Gay Blog Rumor Drives Congressman From Race; Philly A Wi-Fi Hot Spot?; and Other Spots and Dots in Cyberspace

An apparently unsubstantiated Weblog rumor that he solicited gay sex provoked U.S. Rep. Edward L. Schrock (R-Virginia Beach) to withdraw his re-election bid late last month. BlogACTIVE.com publisher Michael Rogers published the three-year-old claim August 19, with an attached audio file on which a man asks to get together with "a guy from time to time to just play" and for oral sex, according to a published report that added Rogers never offered proof that the voice belonged to Schrock. Thelma Drake of Norfolk was picked August 31 by district Republicans to replace Schrock against Democratic challenger and Iraq war veteran David Ashe. Rogers told reporters Schrock's lack of comment between the posting and his withdrawal made him think the rumor is true, and he also challenged Schrock to take him to court if the posting isn't true. Schrock's chief of staff said the popular Navy veteran withdrew to protect his family, and there was no pressure from local or national Republicans for him to withdraw.

The city fathers of the City of Brotherly Love think they can turn the whole square mileage of the city into the world's biggest wireless Internet hot spot for less than it cost their baseball team to sign its top power hitter. For a measly $10 million, Philadelphia believes it can work up a system involving hundreds, even thousands of small transmitters around the city, maybe on top of lampposts, each able to communicate with wireless networking cards now standard with many computers. And the city thinks that once it's in place, this network would bring broadband Internet anyplace radio waves can go – even into poor neighborhoods – and at costs lower than the $35-60 a month commercial Wi-Fi providers typically charge. If they bring it off, Philadelphia would take a great leap forward and ahead of other cities pondering Wi-Fi offerings.

Vineet K. Chhabra will be pondering life in the calaboose following his guilty plea to a federal conspiracy charge, as the leader of a ring selling weight-loss drugs and other controlled substances on the Internet. Chhabra's plea makes seven pleading guilty in the scheme, which distributed the pills by the millions illegally to Virginia, Maryland, the District of Columbia, and four other states. Chhabra is looking at 33 months behind bars, while remaining defendants who come to plead guilty in the case could be looking at cash and asset forfeiture in the millions of dollars.

Anti-abortion cybersquatter William Purdy won't be going to the calaboose, but he will be turning over his domains to a number of major brand names – including Coca-Cola, McDonald's, Pepsi, and the Washington Post –after the Eighth U.S. Circuit Court of Appeals upheld a lower court ruling that held him in violation of the 1999 Anti-Cybersquatting Consumer Protection Act. Purdy claimed the First Amendment protected his free speech right to criticize the targeted companies – whom he argued promote abortion – through domain names similar to their actual names, but the 8th Circuit Court held his domains were too confusingly similar to the real things, and that Purdy had no right to misappropriate the trademarks to confuse or trick Web surfers into believing they were going to visit the companies' actual sites.

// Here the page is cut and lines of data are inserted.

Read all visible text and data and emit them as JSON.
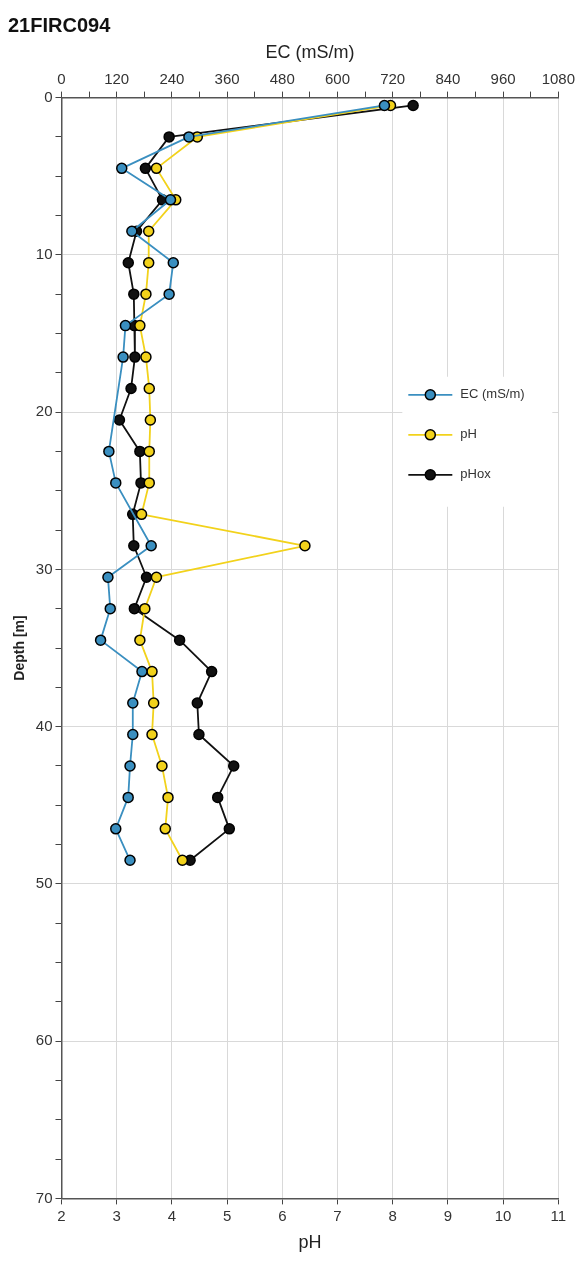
{
  "chart_data": {
    "type": "line",
    "title": "21FIRC094",
    "xlabel": "pH",
    "x2label": "EC (mS/m)",
    "ylabel": "Depth [m]",
    "xlim": [
      2,
      11
    ],
    "xticks": [
      2,
      3,
      4,
      5,
      6,
      7,
      8,
      9,
      10,
      11
    ],
    "x2lim": [
      0,
      1080
    ],
    "x2ticks": [
      0,
      {
        "value": 60,
        "label": null
      },
      120,
      {
        "value": 180,
        "label": null
      },
      240,
      {
        "value": 300,
        "label": null
      },
      360,
      {
        "value": 420,
        "label": null
      },
      480,
      {
        "value": 540,
        "label": null
      },
      600,
      {
        "value": 660,
        "label": null
      },
      720,
      {
        "value": 780,
        "label": null
      },
      840,
      {
        "value": 900,
        "label": null
      },
      960,
      {
        "value": 1020,
        "label": null
      },
      1080
    ],
    "ylim": [
      70,
      0
    ],
    "yticks": [
      0,
      {
        "value": 2.5,
        "label": null
      },
      {
        "value": 5,
        "label": null
      },
      {
        "value": 7.5,
        "label": null
      },
      10,
      {
        "value": 12.5,
        "label": null
      },
      {
        "value": 15,
        "label": null
      },
      {
        "value": 17.5,
        "label": null
      },
      20,
      {
        "value": 22.5,
        "label": null
      },
      {
        "value": 25,
        "label": null
      },
      {
        "value": 27.5,
        "label": null
      },
      30,
      {
        "value": 32.5,
        "label": null
      },
      {
        "value": 35,
        "label": null
      },
      {
        "value": 37.5,
        "label": null
      },
      40,
      {
        "value": 42.5,
        "label": null
      },
      {
        "value": 45,
        "label": null
      },
      {
        "value": 47.5,
        "label": null
      },
      50,
      {
        "value": 52.5,
        "label": null
      },
      {
        "value": 55,
        "label": null
      },
      {
        "value": 57.5,
        "label": null
      },
      60,
      {
        "value": 62.5,
        "label": null
      },
      {
        "value": 65,
        "label": null
      },
      {
        "value": 67.5,
        "label": null
      },
      70
    ],
    "grid": true,
    "legend": "right",
    "marker": "circle",
    "series": [
      {
        "name": "EC (mS/m)",
        "color": "#3a8fc0",
        "axis": "x2",
        "x": [
          702,
          277,
          131,
          237,
          153,
          243,
          234,
          139,
          134,
          null,
          null,
          103,
          118,
          null,
          195,
          101,
          106,
          85,
          175,
          155,
          155,
          149,
          145,
          118,
          149
        ],
        "values": [
          0.5,
          2.5,
          4.5,
          6.5,
          8.5,
          10.5,
          12.5,
          14.5,
          16.5,
          null,
          null,
          22.5,
          24.5,
          null,
          28.5,
          30.5,
          32.5,
          34.5,
          36.5,
          38.5,
          40.5,
          42.5,
          44.5,
          46.5,
          48.5
        ]
      },
      {
        "name": "pH",
        "color": "#f2d21b",
        "x": [
          7.96,
          4.46,
          3.72,
          4.07,
          3.58,
          3.58,
          3.53,
          3.42,
          3.53,
          3.59,
          3.61,
          3.59,
          3.59,
          3.45,
          6.41,
          3.72,
          3.51,
          3.42,
          3.64,
          3.67,
          3.64,
          3.82,
          3.93,
          3.88,
          4.19
        ],
        "values": [
          0.5,
          2.5,
          4.5,
          6.5,
          8.5,
          10.5,
          12.5,
          14.5,
          16.5,
          18.5,
          20.5,
          22.5,
          24.5,
          26.5,
          28.5,
          30.5,
          32.5,
          34.5,
          36.5,
          38.5,
          40.5,
          42.5,
          44.5,
          46.5,
          48.5
        ]
      },
      {
        "name": "pHox",
        "color": "#111111",
        "x": [
          8.37,
          3.95,
          3.52,
          3.83,
          3.36,
          3.21,
          3.31,
          3.32,
          3.33,
          3.26,
          3.05,
          3.42,
          3.44,
          3.29,
          3.31,
          3.54,
          3.32,
          4.14,
          4.72,
          4.46,
          4.49,
          5.12,
          4.83,
          5.04,
          4.33
        ],
        "values": [
          0.5,
          2.5,
          4.5,
          6.5,
          8.5,
          10.5,
          12.5,
          14.5,
          16.5,
          18.5,
          20.5,
          22.5,
          24.5,
          26.5,
          28.5,
          30.5,
          32.5,
          34.5,
          36.5,
          38.5,
          40.5,
          42.5,
          44.5,
          46.5,
          48.5
        ]
      }
    ]
  }
}
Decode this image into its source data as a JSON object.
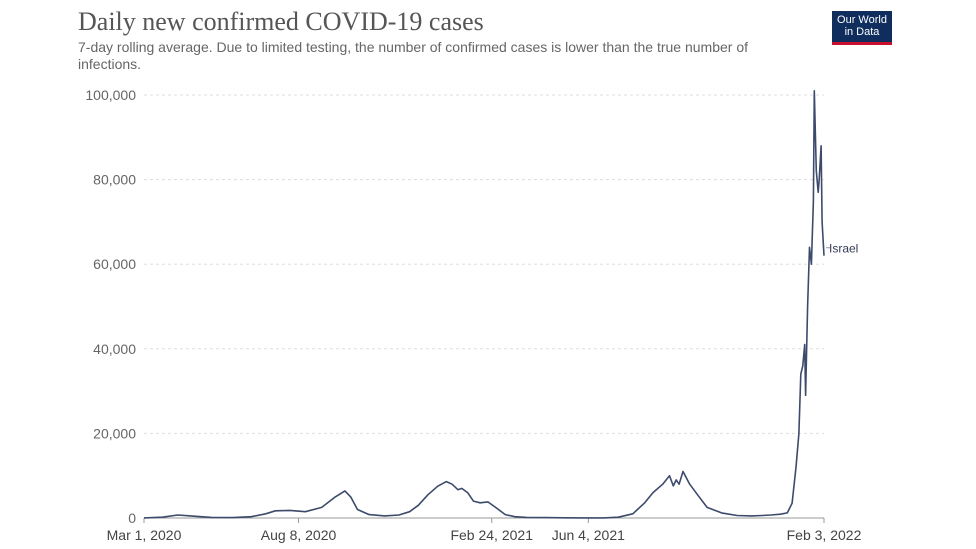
{
  "header": {
    "title": "Daily new confirmed COVID-19 cases",
    "subtitle": "7-day rolling average. Due to limited testing, the number of confirmed cases is lower than the true number of infections.",
    "logo_line1": "Our World",
    "logo_line2": "in Data"
  },
  "colors": {
    "line": "#3c4a6b",
    "grid": "#dddddd",
    "logo_bg": "#0f2e5d",
    "logo_accent": "#c8102e"
  },
  "chart_data": {
    "type": "line",
    "title": "Daily new confirmed COVID-19 cases",
    "subtitle": "7-day rolling average. Due to limited testing, the number of confirmed cases is lower than the true number of infections.",
    "xlabel": "",
    "ylabel": "",
    "xlim": [
      "2020-03-01",
      "2022-02-03"
    ],
    "ylim": [
      0,
      100000
    ],
    "grid": true,
    "y_ticks": [
      0,
      20000,
      40000,
      60000,
      80000,
      100000
    ],
    "y_tick_labels": [
      "0",
      "20,000",
      "40,000",
      "60,000",
      "80,000",
      "100,000"
    ],
    "x_ticks": [
      "2020-03-01",
      "2020-08-08",
      "2021-02-24",
      "2021-06-04",
      "2022-02-03"
    ],
    "x_tick_labels": [
      "Mar 1, 2020",
      "Aug 8, 2020",
      "Feb 24, 2021",
      "Jun 4, 2021",
      "Feb 3, 2022"
    ],
    "series": [
      {
        "name": "Israel",
        "x": [
          "2020-03-01",
          "2020-03-20",
          "2020-04-05",
          "2020-04-20",
          "2020-05-10",
          "2020-06-01",
          "2020-06-20",
          "2020-07-05",
          "2020-07-15",
          "2020-07-30",
          "2020-08-15",
          "2020-09-01",
          "2020-09-15",
          "2020-09-25",
          "2020-10-01",
          "2020-10-08",
          "2020-10-20",
          "2020-11-05",
          "2020-11-20",
          "2020-12-01",
          "2020-12-10",
          "2020-12-20",
          "2020-12-30",
          "2021-01-08",
          "2021-01-14",
          "2021-01-20",
          "2021-01-24",
          "2021-01-30",
          "2021-02-05",
          "2021-02-12",
          "2021-02-20",
          "2021-02-28",
          "2021-03-10",
          "2021-03-20",
          "2021-04-01",
          "2021-04-20",
          "2021-05-10",
          "2021-06-01",
          "2021-06-20",
          "2021-07-05",
          "2021-07-20",
          "2021-08-01",
          "2021-08-10",
          "2021-08-20",
          "2021-08-27",
          "2021-08-31",
          "2021-09-03",
          "2021-09-06",
          "2021-09-10",
          "2021-09-17",
          "2021-09-25",
          "2021-10-05",
          "2021-10-20",
          "2021-11-05",
          "2021-11-20",
          "2021-12-01",
          "2021-12-10",
          "2021-12-20",
          "2021-12-27",
          "2022-01-01",
          "2022-01-05",
          "2022-01-08",
          "2022-01-10",
          "2022-01-12",
          "2022-01-14",
          "2022-01-15",
          "2022-01-17",
          "2022-01-19",
          "2022-01-21",
          "2022-01-23",
          "2022-01-24",
          "2022-01-26",
          "2022-01-28",
          "2022-01-29",
          "2022-01-31",
          "2022-02-01",
          "2022-02-03"
        ],
        "y": [
          30,
          200,
          700,
          450,
          150,
          100,
          300,
          1000,
          1700,
          1800,
          1500,
          2500,
          5000,
          6400,
          5000,
          2000,
          800,
          500,
          700,
          1500,
          3000,
          5500,
          7500,
          8600,
          8000,
          6700,
          7000,
          6000,
          4000,
          3600,
          3800,
          2500,
          800,
          300,
          150,
          100,
          50,
          20,
          30,
          200,
          1000,
          3500,
          6000,
          8000,
          10000,
          7600,
          9000,
          8000,
          11000,
          8000,
          5500,
          2500,
          1200,
          600,
          500,
          600,
          700,
          900,
          1200,
          3500,
          12000,
          20000,
          34000,
          36000,
          41000,
          29000,
          50000,
          64000,
          60000,
          75000,
          101000,
          82000,
          77000,
          80000,
          88000,
          70000,
          62000
        ]
      }
    ]
  }
}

There's no trickery involved in SCO Group's cash reserves eroding and losses mounting – the company reported a $7.4 million revenue loss for the year's third quarter, almost all of which was attributable to the legal expenses incurred in the quarter while pursuing its lawsuit against IBM over Big Blue's contributions to the Linux open-source operating system. SCO chief executive Darl McBride, however, told a conference call the company has a deal with the New York law firm Boies, Schiller and Flexner to cap its legal costs at $31 million. And, the company said it now has $43 million in cash reserves following settlement of an investor dispute with Baystar Capital.

The federal government has backed off a demand that the Internet service provider for a number of Indymedia Websites, Calyx, answer to a grand jury on who posted online the names, addresses, telephone numbers, e-mail addresses, and New York hotel accommodations for delegates to the Republican National Convention. Some of the information was already publicly available but the Secret Service launched a criminal probe into the Indymedia posting, charging it could have been used to intimidate voters. But an American Civil Liberties Union official said she expects more investigations in the case because the information was posted on other Websites after it turned up on the Indymedia sites.